One of my full time English faculty astutely pointed out to me in an email: “Want to see something even more depressing than the article? Read the comments afterwards...” So, I read over them. Many of them were laced with blame and hostility toward teachers and the education system. Many of them misunderstood the thesis and main points of the article (which [ironically] illustrates the author’s thesis!).
Where does this leave us as developmental educators? I think this article brings up many issues we face everyday, and it also provides the front-line faculty, the faculty who most commonly face this population of students everyday, year after year, a mechanism to really flesh out our concerns, questions, ideas, and provoke agency. Some of the questions that could prompt discussion at our next conference could be:
• How do we fill in the “holes” left by public education?
o What do we need to know about public school culture and curricula to do a better job in filling those holes?
o Are they solely academic holes? What other deficiencies do community colleges need to address and how can we do that effectively?
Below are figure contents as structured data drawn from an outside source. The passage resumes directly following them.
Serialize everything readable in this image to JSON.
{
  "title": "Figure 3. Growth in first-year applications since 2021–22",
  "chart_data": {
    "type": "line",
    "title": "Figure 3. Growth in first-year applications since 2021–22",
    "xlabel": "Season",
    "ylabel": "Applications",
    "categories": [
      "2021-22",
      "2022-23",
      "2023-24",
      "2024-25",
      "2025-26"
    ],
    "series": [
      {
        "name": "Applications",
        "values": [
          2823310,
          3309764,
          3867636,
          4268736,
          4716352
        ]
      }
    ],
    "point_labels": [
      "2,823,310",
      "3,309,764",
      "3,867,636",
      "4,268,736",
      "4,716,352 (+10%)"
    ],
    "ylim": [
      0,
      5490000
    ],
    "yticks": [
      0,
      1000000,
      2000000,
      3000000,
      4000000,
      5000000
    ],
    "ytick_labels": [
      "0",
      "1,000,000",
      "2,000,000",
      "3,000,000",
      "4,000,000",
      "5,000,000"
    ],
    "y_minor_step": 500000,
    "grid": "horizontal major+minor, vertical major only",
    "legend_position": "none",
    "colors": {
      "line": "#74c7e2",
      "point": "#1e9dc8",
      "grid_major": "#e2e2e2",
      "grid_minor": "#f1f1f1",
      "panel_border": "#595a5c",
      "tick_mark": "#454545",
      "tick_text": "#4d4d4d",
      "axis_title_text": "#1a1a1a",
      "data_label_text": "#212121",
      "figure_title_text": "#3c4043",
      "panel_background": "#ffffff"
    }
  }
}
o How can this discussion inform our College and Career Readiness discussions?
• Do students suddenly become “not developmental” students once they leave our classes and register for college-level courses? Why or why not?
• What do all students really need to succeed? Are there some groups that would benefit from something more than other groups would? What group characteristics fit which benefits?
• How can we best inform our college-level peers about best practices in teaching underprepared students?
I am not interested in placing blame. What the author writes about is a reality that we must address at the college level. I don’t profess to know the answers. I feel as though ILSADE, if we really take on this discussion, can truly position itself in the state as the main voice in addressing these pressing issues.
Dr. Medea Rambish is the Dean of Developmental Education and College Readiness at Waubonsee Community College and the President-Elect of ILSADE.